19 リプリーたちとの再会
「さあさあ、たくさん食べてちょうだいね」
マイヤーさんはとても優しそうな、暖かい雰囲気がにじみ出た五十代なかばの婦人であった。
イヴンたちが来ることを事前にリプリーたちから聞かされていたとはいえ、突然やってきたにもかかわらず、マイヤーさんはたくさんのご馳走を用意してくれた。

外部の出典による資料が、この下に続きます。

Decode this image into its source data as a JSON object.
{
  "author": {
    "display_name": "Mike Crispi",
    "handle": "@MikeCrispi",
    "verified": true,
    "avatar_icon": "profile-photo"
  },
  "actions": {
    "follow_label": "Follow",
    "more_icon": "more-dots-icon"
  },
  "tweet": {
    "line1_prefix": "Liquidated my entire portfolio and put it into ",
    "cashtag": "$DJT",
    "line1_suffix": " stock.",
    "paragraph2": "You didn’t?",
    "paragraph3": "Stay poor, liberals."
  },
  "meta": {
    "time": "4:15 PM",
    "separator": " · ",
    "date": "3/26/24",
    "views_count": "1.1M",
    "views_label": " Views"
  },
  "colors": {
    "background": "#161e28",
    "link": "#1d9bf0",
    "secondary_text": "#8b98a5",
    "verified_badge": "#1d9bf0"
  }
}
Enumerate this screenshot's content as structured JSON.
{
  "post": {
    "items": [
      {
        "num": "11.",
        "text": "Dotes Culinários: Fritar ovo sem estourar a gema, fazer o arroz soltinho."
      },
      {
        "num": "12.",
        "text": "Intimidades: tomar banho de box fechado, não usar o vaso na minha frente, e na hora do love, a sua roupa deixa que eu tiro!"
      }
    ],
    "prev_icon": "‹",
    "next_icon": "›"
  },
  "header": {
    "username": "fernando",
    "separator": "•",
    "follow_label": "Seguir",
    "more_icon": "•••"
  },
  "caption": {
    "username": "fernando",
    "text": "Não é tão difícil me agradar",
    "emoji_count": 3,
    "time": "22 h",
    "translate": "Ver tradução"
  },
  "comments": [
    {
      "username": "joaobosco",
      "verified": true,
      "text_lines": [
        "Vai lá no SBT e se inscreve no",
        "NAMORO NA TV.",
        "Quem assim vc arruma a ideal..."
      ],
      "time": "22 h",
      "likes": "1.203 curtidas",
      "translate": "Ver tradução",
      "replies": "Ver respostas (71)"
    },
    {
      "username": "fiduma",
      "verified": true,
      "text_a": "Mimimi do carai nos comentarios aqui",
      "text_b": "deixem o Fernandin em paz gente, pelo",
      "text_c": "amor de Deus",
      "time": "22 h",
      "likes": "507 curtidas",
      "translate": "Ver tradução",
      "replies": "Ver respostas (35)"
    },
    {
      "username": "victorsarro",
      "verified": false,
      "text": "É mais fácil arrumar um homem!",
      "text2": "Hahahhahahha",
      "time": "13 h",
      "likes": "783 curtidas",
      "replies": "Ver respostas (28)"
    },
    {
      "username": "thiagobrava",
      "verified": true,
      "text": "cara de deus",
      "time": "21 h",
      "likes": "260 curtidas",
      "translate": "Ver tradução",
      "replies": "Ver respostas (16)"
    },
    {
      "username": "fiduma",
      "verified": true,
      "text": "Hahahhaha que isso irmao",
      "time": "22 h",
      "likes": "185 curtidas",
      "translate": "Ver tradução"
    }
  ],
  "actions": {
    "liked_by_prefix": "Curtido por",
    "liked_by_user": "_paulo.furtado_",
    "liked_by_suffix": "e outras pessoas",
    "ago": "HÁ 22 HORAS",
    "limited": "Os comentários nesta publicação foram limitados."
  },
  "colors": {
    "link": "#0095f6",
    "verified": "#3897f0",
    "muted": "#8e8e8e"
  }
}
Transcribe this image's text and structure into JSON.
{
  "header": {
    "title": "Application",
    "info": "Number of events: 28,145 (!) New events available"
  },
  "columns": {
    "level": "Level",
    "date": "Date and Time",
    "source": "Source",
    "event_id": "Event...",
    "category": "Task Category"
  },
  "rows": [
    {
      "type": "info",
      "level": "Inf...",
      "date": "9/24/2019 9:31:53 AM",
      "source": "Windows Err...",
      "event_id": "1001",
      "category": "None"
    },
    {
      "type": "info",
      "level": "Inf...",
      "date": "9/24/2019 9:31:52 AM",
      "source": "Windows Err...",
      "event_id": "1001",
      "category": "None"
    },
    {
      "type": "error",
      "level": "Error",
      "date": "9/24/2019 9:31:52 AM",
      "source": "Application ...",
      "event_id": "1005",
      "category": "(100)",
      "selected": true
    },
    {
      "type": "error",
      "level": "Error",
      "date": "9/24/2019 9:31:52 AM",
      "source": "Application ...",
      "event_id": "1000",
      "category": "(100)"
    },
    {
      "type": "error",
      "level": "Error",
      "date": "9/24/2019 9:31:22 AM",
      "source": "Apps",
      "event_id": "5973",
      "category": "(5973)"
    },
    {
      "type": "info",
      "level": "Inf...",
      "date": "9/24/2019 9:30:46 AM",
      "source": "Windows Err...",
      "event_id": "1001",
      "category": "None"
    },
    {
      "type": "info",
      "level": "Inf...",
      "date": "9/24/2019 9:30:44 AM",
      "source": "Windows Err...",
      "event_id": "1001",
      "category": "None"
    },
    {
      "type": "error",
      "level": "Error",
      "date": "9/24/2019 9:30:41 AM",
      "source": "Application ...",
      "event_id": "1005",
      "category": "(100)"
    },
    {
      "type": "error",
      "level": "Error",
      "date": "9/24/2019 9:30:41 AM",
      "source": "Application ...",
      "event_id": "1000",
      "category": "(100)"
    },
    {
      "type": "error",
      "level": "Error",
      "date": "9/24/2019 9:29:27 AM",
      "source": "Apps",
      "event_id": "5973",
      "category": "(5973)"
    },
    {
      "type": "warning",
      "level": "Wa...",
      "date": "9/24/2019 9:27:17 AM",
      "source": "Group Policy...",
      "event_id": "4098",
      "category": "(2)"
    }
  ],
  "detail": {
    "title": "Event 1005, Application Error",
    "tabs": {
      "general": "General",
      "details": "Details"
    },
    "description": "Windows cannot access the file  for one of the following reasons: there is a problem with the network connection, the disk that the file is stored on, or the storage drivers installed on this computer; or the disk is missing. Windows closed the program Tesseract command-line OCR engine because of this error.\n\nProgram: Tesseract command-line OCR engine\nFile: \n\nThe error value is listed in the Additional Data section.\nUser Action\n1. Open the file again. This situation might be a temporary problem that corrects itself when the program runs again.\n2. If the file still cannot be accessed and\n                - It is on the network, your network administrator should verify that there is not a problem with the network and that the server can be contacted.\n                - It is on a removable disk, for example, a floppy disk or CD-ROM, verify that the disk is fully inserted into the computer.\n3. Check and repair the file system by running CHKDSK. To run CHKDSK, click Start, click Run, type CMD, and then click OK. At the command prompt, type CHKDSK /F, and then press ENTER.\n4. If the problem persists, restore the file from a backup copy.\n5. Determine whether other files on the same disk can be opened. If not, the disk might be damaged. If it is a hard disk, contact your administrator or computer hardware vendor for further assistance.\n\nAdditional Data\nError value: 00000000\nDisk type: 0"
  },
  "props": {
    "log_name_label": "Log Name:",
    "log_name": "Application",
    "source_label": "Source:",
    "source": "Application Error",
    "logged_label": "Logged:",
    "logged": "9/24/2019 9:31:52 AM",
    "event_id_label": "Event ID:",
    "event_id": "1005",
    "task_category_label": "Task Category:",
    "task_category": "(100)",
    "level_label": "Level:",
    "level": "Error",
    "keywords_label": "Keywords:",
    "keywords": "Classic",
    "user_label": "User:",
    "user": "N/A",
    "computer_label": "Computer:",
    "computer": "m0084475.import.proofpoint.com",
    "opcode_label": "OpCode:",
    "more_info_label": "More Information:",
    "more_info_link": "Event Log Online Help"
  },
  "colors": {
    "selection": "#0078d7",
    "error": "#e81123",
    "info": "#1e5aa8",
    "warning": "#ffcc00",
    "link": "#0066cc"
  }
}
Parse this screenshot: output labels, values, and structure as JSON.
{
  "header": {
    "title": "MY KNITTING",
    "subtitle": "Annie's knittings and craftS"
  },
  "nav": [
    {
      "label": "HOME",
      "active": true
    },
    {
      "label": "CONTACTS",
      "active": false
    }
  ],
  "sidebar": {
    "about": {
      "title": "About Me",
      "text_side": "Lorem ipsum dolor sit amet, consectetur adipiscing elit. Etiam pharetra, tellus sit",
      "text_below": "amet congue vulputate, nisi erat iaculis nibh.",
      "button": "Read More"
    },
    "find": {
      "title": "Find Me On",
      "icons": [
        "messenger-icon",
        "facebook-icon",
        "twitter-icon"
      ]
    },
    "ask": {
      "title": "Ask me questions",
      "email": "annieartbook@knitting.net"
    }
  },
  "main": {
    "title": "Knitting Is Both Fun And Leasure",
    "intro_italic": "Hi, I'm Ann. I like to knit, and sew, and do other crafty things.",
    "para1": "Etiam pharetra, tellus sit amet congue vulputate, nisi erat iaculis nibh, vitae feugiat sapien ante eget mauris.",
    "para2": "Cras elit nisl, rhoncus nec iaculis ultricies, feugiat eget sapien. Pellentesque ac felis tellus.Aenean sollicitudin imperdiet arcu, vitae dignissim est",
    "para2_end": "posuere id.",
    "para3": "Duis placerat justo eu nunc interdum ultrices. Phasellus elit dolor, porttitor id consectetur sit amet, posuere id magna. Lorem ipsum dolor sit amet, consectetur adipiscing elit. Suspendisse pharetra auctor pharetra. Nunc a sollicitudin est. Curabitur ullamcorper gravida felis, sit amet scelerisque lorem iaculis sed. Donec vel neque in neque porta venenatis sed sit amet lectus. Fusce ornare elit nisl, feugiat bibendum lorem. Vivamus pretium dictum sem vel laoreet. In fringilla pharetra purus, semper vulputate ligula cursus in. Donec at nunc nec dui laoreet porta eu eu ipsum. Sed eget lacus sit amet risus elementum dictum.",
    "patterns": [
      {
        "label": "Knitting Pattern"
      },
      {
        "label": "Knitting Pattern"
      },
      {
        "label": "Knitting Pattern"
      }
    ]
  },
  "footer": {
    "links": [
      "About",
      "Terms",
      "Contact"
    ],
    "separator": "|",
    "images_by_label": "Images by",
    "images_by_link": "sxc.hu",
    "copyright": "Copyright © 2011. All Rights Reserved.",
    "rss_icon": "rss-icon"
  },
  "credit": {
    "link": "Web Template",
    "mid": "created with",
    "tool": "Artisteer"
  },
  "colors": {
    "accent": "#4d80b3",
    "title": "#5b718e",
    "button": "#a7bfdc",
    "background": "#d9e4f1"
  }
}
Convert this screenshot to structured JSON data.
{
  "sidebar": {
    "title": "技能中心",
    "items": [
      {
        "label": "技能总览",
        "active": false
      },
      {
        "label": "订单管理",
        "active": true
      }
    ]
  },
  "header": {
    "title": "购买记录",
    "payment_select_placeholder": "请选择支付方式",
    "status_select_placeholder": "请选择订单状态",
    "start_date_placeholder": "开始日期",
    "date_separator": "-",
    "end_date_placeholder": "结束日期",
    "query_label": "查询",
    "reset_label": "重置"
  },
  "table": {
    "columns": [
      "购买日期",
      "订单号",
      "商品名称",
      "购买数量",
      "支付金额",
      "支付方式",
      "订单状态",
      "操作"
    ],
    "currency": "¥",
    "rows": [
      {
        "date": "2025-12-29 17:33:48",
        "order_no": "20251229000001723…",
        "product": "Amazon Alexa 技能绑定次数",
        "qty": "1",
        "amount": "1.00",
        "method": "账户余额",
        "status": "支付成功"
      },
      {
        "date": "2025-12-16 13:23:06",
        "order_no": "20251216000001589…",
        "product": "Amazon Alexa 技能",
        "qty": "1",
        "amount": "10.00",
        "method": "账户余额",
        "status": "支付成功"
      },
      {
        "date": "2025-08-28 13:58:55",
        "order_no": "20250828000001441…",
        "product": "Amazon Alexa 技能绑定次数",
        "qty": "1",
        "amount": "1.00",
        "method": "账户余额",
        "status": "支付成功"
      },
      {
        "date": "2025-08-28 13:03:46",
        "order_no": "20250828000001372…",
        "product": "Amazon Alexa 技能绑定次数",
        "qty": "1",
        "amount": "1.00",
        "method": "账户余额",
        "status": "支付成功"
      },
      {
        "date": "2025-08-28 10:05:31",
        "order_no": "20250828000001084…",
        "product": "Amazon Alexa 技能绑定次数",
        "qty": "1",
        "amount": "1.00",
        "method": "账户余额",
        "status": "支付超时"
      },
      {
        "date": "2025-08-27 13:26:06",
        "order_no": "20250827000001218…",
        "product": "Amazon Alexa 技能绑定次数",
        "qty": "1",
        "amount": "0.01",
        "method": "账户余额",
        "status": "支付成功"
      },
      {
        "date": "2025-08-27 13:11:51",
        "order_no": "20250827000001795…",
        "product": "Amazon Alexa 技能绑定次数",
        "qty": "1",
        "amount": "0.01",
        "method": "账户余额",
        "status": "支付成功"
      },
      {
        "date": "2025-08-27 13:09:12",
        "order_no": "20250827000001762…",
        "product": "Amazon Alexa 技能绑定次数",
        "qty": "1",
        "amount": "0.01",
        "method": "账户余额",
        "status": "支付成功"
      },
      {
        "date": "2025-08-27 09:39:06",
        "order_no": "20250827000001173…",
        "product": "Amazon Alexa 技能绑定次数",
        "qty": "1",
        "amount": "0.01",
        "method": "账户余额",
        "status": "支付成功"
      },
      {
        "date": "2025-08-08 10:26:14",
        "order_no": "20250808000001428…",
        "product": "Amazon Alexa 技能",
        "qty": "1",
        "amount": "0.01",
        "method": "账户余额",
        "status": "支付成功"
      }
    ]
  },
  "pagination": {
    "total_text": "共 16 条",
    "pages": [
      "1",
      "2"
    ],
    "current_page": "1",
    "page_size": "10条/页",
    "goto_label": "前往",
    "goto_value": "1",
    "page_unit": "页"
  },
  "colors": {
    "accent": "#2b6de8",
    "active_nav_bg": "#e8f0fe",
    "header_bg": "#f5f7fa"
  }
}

たっぷりのチーズをくるんで焼いたパン。パンをちぎると中からあつあつとろりの塩けの利いたチーズがこぼれてくる。そして、肉と細かく切った野菜をトマトでじっくりと煮込んだスープ。たっぷりの香草の風味がいい味を出している。お肉はとろとろに柔らかい。さらに食欲をかきたてる香りをただよわせているのは、にんにくとスパイスの利いた煮豆の壺料理。メインは鶏肉のオーブン焼きハーブ添え。
すごいご馳走だ。
「すみません、僕たちまでお世話になってしまって」
イヴンは恐縮して、マイヤーさんに頭を下げる。
「いいのよ。気になさらないでちょうだい。それに大勢の方が食事も楽しいわ」
「おひとり、なのですか?」
イヴンは広い居間をぐるりと見渡した。
雰囲気からして、他に家族らしき者はいないようだ。
それも多分、長い間。
「ええ、七年前に夫に先立たれ、息子がひとりいるのだけど、その息子も二年前、新しい自分を見つける旅に出るのだと言って、家を飛び出していったきり何のおとさたもなく……」
マイヤーさんは目元をエプロンで押さえて涙ぐむ。
暖炉の炎がぱちっと爆ぜた。
どこかで似た話を聞いたような、とイヴンは首を傾げてイェンを見るが、珍しく酒も飲まずに料理にがっつき、話どころではない様子だった。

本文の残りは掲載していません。